En outre, elle est pleine de bon sens, cette ancienne servante si durement malmenée par la vie et qui cependant n’a jamais cessé de l’aimer et de lui faire confiance. Et quand il doit la quitter pour le combat, c’est toujours à contrecœur. Ainsi, tandis qu’il assiège Poltava, il ne peut s’empêcher de lui écrire : « C’est triste sans toi et mon linge est mal tenu… » Pourtant, le temps a coulé car le siège de Poltava se situe en 1709, sept ans après Marienbourg, et même Catherine et Pierre sont mariés depuis deux ans. Secrètement car ils doivent toujours se considérer comme mariés, chacun de son côté et les quatre enfants qu’ils ont déjà n’ont droit qu’au titre de bâtards…
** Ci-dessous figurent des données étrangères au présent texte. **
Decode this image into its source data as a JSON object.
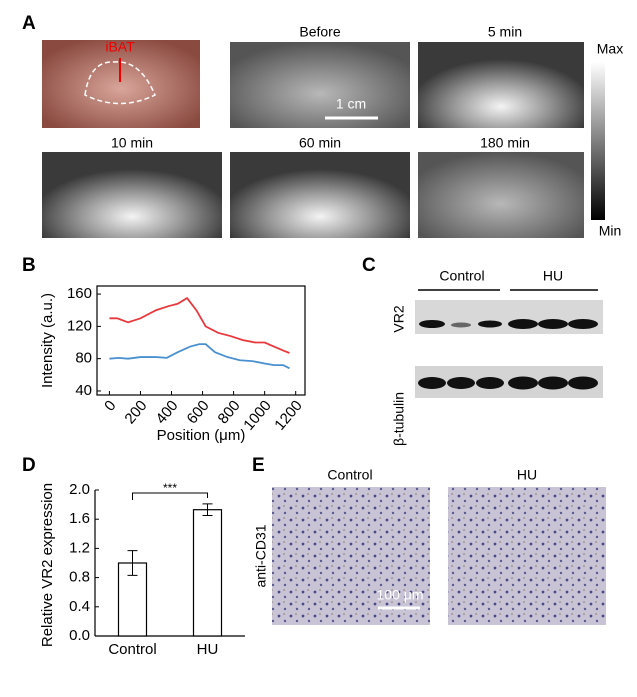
{
  "panels": {
    "a": {
      "letter": "A",
      "tag": "iBAT",
      "captions": [
        "Before",
        "5 min",
        "10 min",
        "60 min",
        "180 min"
      ],
      "scale_bar": "1 cm",
      "colorbar": [
        "Max",
        "Min"
      ]
    },
    "c": {
      "letter": "C",
      "groups": [
        "Control",
        "HU"
      ],
      "rows": [
        "VR2",
        "β-tubulin"
      ]
    },
    "e": {
      "letter": "E",
      "captions": [
        "Control",
        "HU"
      ],
      "stain": "anti-CD31",
      "scale_bar": "100 μm"
    }
  },
  "chart_data": [
    {
      "type": "line",
      "panel": "B",
      "xlabel": "Position (μm)",
      "ylabel": "Intensity (a.u.)",
      "xlim": [
        -80,
        1260
      ],
      "xticks": [
        0,
        200,
        400,
        600,
        800,
        1000,
        1200
      ],
      "ylim": [
        35,
        170
      ],
      "yticks": [
        40,
        80,
        120,
        160
      ],
      "series": [
        {
          "color": "#e8383d",
          "x": [
            0,
            50,
            120,
            200,
            300,
            380,
            440,
            500,
            560,
            620,
            700,
            780,
            860,
            940,
            1000,
            1060,
            1120,
            1160
          ],
          "values": [
            130,
            130,
            125,
            130,
            140,
            145,
            148,
            155,
            140,
            120,
            112,
            108,
            103,
            100,
            100,
            95,
            90,
            87
          ]
        },
        {
          "color": "#4a90d0",
          "x": [
            0,
            60,
            120,
            200,
            300,
            370,
            440,
            520,
            580,
            620,
            680,
            760,
            840,
            920,
            1000,
            1060,
            1120,
            1160
          ],
          "values": [
            80,
            81,
            80,
            82,
            82,
            81,
            88,
            95,
            98,
            98,
            88,
            82,
            78,
            77,
            74,
            72,
            72,
            68
          ]
        }
      ]
    },
    {
      "type": "bar",
      "panel": "D",
      "ylabel": "Relative VR2 expression",
      "categories": [
        "Control",
        "HU"
      ],
      "values": [
        1.0,
        1.73
      ],
      "errors": [
        0.17,
        0.08
      ],
      "color": "#ffffff",
      "annotation": "***",
      "ylim": [
        0,
        2.0
      ],
      "yticks": [
        {
          "value": 0,
          "label": "0.0"
        },
        {
          "value": 0.4,
          "label": "0.4"
        },
        {
          "value": 0.8,
          "label": "0.8"
        },
        {
          "value": 1.2,
          "label": "1.2"
        },
        {
          "value": 1.6,
          "label": "1.6"
        },
        {
          "value": 2.0,
          "label": "2.0"
        }
      ]
    }
  ]
}
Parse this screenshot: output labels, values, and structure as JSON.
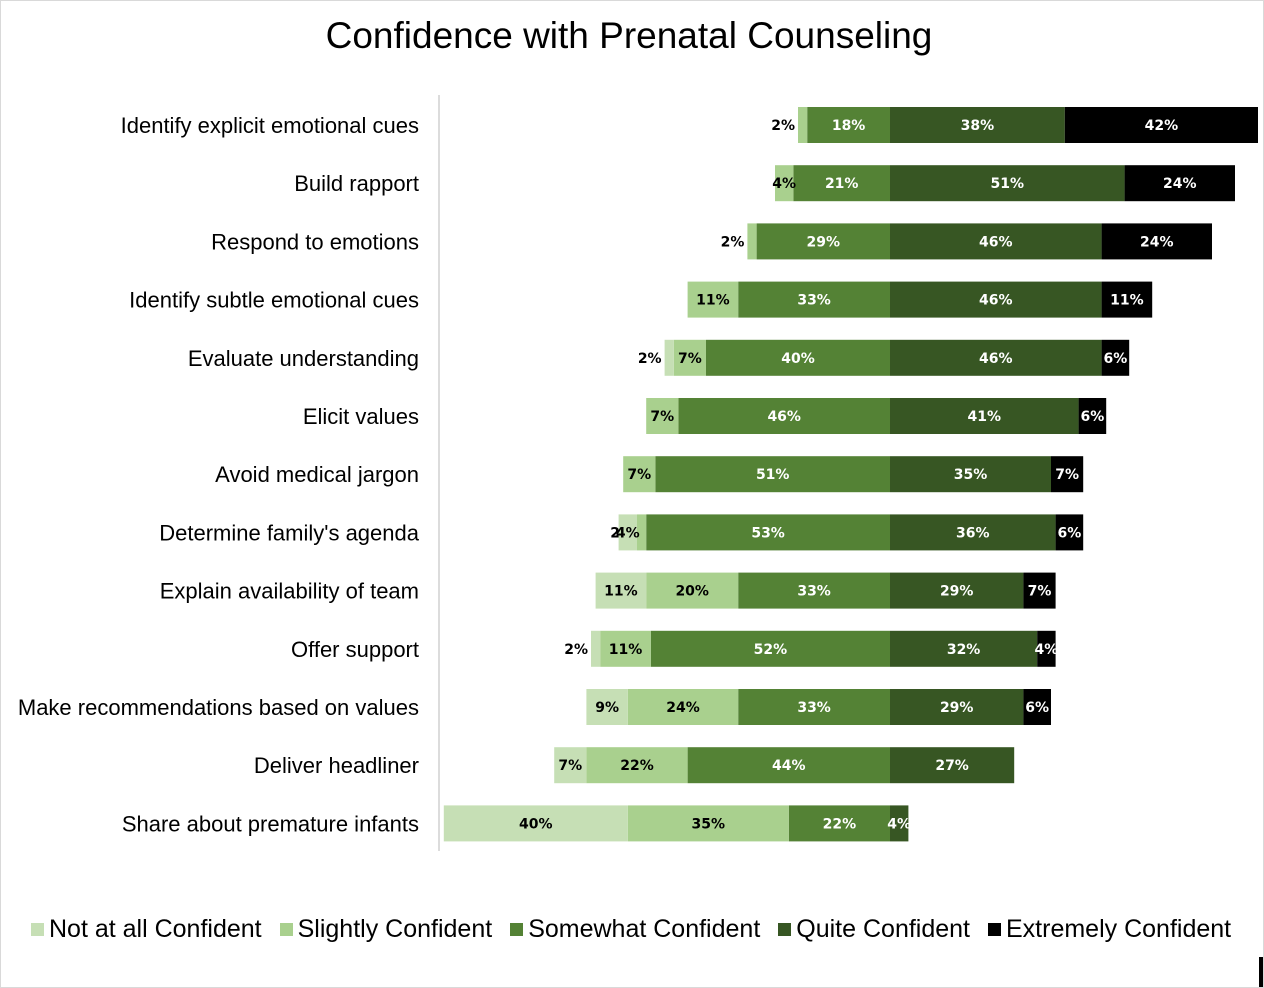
{
  "chart_data": {
    "type": "bar",
    "title": "Confidence with Prenatal Counseling",
    "orientation": "horizontal diverging stacked",
    "categories": [
      "Identify explicit emotional cues",
      "Build rapport",
      "Respond to emotions",
      "Identify subtle emotional cues",
      "Evaluate understanding",
      "Elicit values",
      "Avoid medical jargon",
      "Determine family's agenda",
      "Explain availability of team",
      "Offer support",
      "Make recommendations based on values",
      "Deliver headliner",
      "Share about premature infants"
    ],
    "series": [
      {
        "name": "Not at all Confident",
        "color": "#c6dfb5",
        "values": [
          0,
          0,
          0,
          0,
          2,
          0,
          0,
          4,
          11,
          2,
          9,
          7,
          40
        ]
      },
      {
        "name": "Slightly Confident",
        "color": "#a9d08e",
        "values": [
          2,
          4,
          2,
          11,
          7,
          7,
          7,
          2,
          20,
          11,
          24,
          22,
          35
        ]
      },
      {
        "name": "Somewhat Confident",
        "color": "#548235",
        "values": [
          18,
          21,
          29,
          33,
          40,
          46,
          51,
          53,
          33,
          52,
          33,
          44,
          22
        ]
      },
      {
        "name": "Quite Confident",
        "color": "#375623",
        "values": [
          38,
          51,
          46,
          46,
          46,
          41,
          35,
          36,
          29,
          32,
          29,
          27,
          4
        ]
      },
      {
        "name": "Extremely Confident",
        "color": "#000000",
        "values": [
          42,
          24,
          24,
          11,
          6,
          6,
          7,
          6,
          7,
          4,
          6,
          0,
          0
        ]
      }
    ],
    "label_format": "{v}%",
    "xlabel": "",
    "ylabel": "",
    "legend": "bottom",
    "grid": false
  }
}
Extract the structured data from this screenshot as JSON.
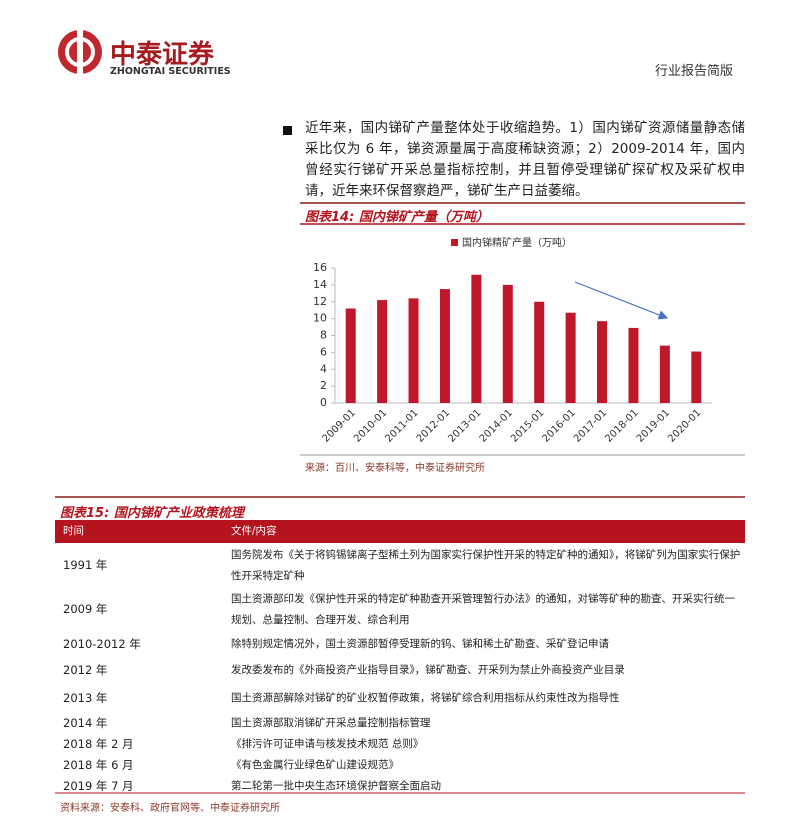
{
  "header": {
    "logo_cn": "中泰证券",
    "logo_en": "ZHONGTAI SECURITIES",
    "report_type": "行业报告简版"
  },
  "paragraph": "近年来，国内锑矿产量整体处于收缩趋势。1）国内锑矿资源储量静态储采比仅为 6 年，锑资源量属于高度稀缺资源；2）2009-2014 年，国内曾经实行锑矿开采总量指标控制，并且暂停受理锑矿探矿权及采矿权申请，近年来环保督察趋严，锑矿生产日益萎缩。",
  "chart_data": {
    "type": "bar",
    "title": "图表14: 国内锑矿产量（万吨）",
    "categories": [
      "2009-01",
      "2010-01",
      "2011-01",
      "2012-01",
      "2013-01",
      "2014-01",
      "2015-01",
      "2016-01",
      "2017-01",
      "2018-01",
      "2019-01",
      "2020-01"
    ],
    "series": [
      {
        "name": "国内锑精矿产量（万吨）",
        "color": "#c0172b",
        "values": [
          11.2,
          12.2,
          12.4,
          13.5,
          15.2,
          14,
          12,
          10.7,
          9.7,
          8.9,
          6.8,
          6.1
        ]
      }
    ],
    "ylim": [
      0,
      16
    ],
    "yticks": [
      0,
      2,
      4,
      6,
      8,
      10,
      12,
      14,
      16
    ],
    "source": "来源：百川、安泰科等，中泰证券研究所"
  },
  "table": {
    "title": "图表15: 国内锑矿产业政策梳理",
    "columns": [
      "时间",
      "文件/内容"
    ],
    "rows": [
      [
        "1991 年",
        "国务院发布《关于将钨锡锑离子型稀土列为国家实行保护性开采的特定矿种的通知》，将锑矿列为国家实行保护性开采特定矿种"
      ],
      [
        "2009 年",
        "国土资源部印发《保护性开采的特定矿种勘查开采管理暂行办法》的通知，对锑等矿种的勘查、开采实行统一规划、总量控制、合理开发、综合利用"
      ],
      [
        "2010-2012 年",
        "除特别规定情况外，国土资源部暂停受理新的钨、锑和稀土矿勘查、采矿登记申请"
      ],
      [
        "2012 年",
        "发改委发布的《外商投资产业指导目录》，锑矿勘查、开采列为禁止外商投资产业目录"
      ],
      [
        "2013 年",
        "国土资源部解除对锑矿的矿业权暂停政策，将锑矿综合利用指标从约束性改为指导性"
      ],
      [
        "2014 年",
        "国土资源部取消锑矿开采总量控制指标管理"
      ],
      [
        "2018 年 2 月",
        "《排污许可证申请与核发技术规范 总则》"
      ],
      [
        "2018 年 6 月",
        "《有色金属行业绿色矿山建设规范》"
      ],
      [
        "2019 年 7 月",
        "第二轮第一批中央生态环境保护督察全面启动"
      ]
    ],
    "source": "资料来源：安泰科、政府官网等、中泰证券研究所"
  }
}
Promenade autour d’un échafaud…
Au reçu de cette lettre où Pierre se plaint de son absence, Catherine n’hésite même pas. Bien qu’enceinte pour la cinquième fois, elle court, elle galope vers Poltava et, jusqu’à l’éclatante victoire finale, elle participera joyeusement, généreusement à la vie du camp. Se rappelant qu’elle a été, un moment, cantinière, elle aidera Pierre de toutes ses forces à maintenir le moral des troupes. L’enfant qu’elle mettra au monde à Ismaïlovo, le 29 décembre 1709 retirera de ces galopades une santé suffisamment solide pour devenir un jour l’impératrice Élisabeth Ire. Des quatre enfants qui l’ont précédée, trois sont déjà morts. Seule reste sa sœur Anna née en 1708. Quant aux huit qui viendront après elle, car « Katinka » donnera douze enfants à Pierre, tous mourront jeunes. Ajoutons que le mariage de leurs parents célébré secrètement dans l’église de la Sainte-Trinité ne sera validé qu’en 1712.